JARED DILLIAN: Yeah. I think people tend to make a big deal about mortgage rates. Mortgage rates are getting close to 5%. They're in the upper fours now. They're 5% in a couple of places. That doesn't seem to be putting a big dent into housing demand.
Where I live, it's really interesting. I'm friends with a number of real estate agents and appraisers, and they say that their business is getting killed. It's getting killed because there's no transaction volume. Because there's no supply. There's literally no houses available on the market. There's enormous amounts of demand, but there's no supply. So, there's just not a lot of transactions. I think the housing market is still strong.
I think you'd have to get rates up more, I don't know how much more, to really make a dent in that demand. My first mortgage that I got, I was 24 years old in 1999, my first mortgage was 7.25%. I didn't think that was egregious, and I was able to afford it. As rates go higher, it'll get rid of the some of these people at the margins, but demand is still very robust.
MAGGIE LAKE: Yeah, great point about supply. Same thing pretty much everywhere when I talk to people. I know your area is very hot. It's probably even more extreme there. But it just seems like we have that structural under supply that they're still working through, and plenty of people still looking to buy homes. That's going to carry over even as we enter a different rate environment.
I want to ask you about another issue that's come up, and its liquidity. Ash Bennington spoke with Michael Howell, managing director at Crossborder Capital. He expressed concern about liquidity in the market. Let's listen to a clip of that first not get your thoughts on the other side.
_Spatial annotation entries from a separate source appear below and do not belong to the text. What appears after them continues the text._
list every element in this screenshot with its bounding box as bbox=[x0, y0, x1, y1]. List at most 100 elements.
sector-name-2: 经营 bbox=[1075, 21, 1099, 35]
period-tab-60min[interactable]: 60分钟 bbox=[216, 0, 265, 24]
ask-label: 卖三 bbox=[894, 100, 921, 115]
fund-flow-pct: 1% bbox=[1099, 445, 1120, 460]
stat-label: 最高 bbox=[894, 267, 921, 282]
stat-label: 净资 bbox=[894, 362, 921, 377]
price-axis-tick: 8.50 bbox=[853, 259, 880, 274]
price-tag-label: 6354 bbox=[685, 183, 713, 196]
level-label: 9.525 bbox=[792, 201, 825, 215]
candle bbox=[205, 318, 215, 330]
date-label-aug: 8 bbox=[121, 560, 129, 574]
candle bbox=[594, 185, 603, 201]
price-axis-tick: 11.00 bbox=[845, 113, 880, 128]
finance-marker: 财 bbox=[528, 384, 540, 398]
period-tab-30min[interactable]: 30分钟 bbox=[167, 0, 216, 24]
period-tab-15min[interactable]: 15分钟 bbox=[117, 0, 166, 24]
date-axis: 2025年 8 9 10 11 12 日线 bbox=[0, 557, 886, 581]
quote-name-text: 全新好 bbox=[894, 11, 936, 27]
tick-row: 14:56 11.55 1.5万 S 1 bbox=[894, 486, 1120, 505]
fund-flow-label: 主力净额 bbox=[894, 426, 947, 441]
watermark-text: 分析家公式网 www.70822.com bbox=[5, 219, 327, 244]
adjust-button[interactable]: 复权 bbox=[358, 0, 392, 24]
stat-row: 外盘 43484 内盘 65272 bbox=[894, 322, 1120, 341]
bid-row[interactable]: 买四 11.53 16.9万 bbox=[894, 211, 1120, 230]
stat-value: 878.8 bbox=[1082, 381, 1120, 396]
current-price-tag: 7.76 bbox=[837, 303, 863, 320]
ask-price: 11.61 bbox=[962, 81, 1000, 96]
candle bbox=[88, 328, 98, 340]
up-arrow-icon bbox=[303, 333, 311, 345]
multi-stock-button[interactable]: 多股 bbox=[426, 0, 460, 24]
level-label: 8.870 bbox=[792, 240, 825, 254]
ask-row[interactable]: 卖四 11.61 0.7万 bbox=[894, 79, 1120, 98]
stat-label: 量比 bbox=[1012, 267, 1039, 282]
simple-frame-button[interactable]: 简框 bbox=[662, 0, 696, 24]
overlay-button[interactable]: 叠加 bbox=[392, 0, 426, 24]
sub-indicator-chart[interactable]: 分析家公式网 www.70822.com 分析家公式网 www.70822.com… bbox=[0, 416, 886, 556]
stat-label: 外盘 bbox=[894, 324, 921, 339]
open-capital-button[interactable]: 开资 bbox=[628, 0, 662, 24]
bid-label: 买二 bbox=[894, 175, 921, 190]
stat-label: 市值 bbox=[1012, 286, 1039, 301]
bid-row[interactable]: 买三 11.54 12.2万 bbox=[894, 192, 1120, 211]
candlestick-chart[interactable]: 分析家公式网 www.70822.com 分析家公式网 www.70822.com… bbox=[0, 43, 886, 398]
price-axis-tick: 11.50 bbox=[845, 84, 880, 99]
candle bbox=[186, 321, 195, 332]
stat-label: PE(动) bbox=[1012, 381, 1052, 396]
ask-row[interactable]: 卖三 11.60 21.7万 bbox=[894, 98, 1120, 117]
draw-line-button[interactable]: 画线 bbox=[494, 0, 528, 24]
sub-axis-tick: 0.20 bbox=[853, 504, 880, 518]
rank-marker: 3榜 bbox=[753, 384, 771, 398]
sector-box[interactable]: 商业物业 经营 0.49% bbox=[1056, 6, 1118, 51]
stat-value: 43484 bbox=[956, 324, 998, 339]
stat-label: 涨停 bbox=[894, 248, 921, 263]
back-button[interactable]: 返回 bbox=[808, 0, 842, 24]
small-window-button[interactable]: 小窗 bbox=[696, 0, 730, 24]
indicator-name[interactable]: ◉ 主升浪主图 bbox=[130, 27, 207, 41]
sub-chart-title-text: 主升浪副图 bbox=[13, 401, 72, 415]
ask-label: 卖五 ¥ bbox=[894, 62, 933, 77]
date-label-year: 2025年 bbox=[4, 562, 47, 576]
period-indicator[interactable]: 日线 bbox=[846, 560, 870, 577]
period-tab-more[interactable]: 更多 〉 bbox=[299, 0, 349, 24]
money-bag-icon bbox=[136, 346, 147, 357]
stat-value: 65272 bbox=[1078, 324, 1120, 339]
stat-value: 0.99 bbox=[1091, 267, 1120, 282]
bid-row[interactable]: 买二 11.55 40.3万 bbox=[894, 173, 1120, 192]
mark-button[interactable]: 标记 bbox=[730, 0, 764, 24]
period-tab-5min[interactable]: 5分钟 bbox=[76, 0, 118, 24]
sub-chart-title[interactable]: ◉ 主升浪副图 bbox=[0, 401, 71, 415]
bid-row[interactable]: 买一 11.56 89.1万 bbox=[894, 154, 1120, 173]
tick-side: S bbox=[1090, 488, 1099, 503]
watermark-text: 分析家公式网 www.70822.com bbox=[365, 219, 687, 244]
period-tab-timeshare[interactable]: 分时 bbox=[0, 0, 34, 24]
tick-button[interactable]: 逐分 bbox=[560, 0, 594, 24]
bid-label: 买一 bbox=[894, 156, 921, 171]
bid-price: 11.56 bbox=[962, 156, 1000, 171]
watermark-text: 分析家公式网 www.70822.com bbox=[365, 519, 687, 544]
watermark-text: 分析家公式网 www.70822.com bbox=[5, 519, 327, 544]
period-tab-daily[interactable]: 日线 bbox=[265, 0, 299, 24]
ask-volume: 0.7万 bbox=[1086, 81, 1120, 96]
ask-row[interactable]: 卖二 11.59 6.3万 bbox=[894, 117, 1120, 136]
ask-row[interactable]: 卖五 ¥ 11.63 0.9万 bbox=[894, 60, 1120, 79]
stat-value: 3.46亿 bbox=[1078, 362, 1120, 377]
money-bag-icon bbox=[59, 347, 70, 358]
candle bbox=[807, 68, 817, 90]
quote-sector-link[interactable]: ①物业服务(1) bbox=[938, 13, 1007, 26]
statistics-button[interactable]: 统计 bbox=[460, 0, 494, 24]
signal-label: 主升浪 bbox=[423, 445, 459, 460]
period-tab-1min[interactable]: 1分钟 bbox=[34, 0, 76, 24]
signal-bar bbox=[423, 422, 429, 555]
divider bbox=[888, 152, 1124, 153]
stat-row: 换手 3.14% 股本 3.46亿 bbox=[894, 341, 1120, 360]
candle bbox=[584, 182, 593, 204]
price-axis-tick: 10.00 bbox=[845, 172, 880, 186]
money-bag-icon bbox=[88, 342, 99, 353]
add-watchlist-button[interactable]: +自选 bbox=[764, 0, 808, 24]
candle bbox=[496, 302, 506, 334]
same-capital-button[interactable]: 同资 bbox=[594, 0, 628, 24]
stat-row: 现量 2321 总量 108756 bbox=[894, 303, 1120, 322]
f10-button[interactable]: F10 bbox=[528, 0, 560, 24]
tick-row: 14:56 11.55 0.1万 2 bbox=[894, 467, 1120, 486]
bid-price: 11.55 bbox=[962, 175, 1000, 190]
MICHAEL HOWELL: I think the main takeaways buy the dip, but this is a big dip. It may be a 30% drop from peak to low in the indexes. I think you've got to be cognizant that the central banks have got to come back in. What we live in is a world, a financial world which is a refinancing world. A debt has to be refinanced, and the only way to do that is essentially by using liquidity.
Liquidity is now increasingly under the control of central banks. So, central banks have got to come back in at some stage. The whole idea that central bank balance sheets will shrink back to zero, or whatever it may be, or their traditional pre-2008 levels is fanciful. Central banks are a major player in the world now and you've got to watch them. Watch the Federal Reserve, and watch the People's Bank of China.
MAGGIE LAKE: Jared, is that something you're worried about? Should we be concerned about liquidity issues?
JARED DILLIAN: We should have been worried about it for a while. I know a lot about liquidity being a sell side trader. It's very difficult to transfer risk in this environment. There's some measures of it. Bond market liquidity is pretty much at an all-time low. S&P Eminis liquidity are at an all-time low. It's a function of a number of things. It's a function of central banks. As you raise rates, liquidity will evaporate, and volatility will go up.
It's a function of regulation and capital requirements. The more regulation and more capital requirements will dry up liquidity. It's also a function of some market microstructure issues, which are very easy to fix. There's no reason that NASDAQ futures need to trade in quarter ticks when the NASDAQ is at 14,000. That type of stuff doesn't make any sense. And there's reasons for that that I really don't want to get into today. It just pisses me off.
MAGGIE LAKE: What do we need to worry about if we're facing-- what would a negative outcome due to liquidity issues mean? What should we be concerned about or watching for?
JARED DILLIAN: Well, there's negative outcomes and there's positive outcomes. Charlie Munger actually touched on this. Recently, he was being interviewed. He basically said that he wished liquidity was zero, because nobody would ever trade, and people would just hold stuff forever. So, that's one view. But people do need to trade and when liquidity goes away, then it increases transactions costs, which affects all of us seen.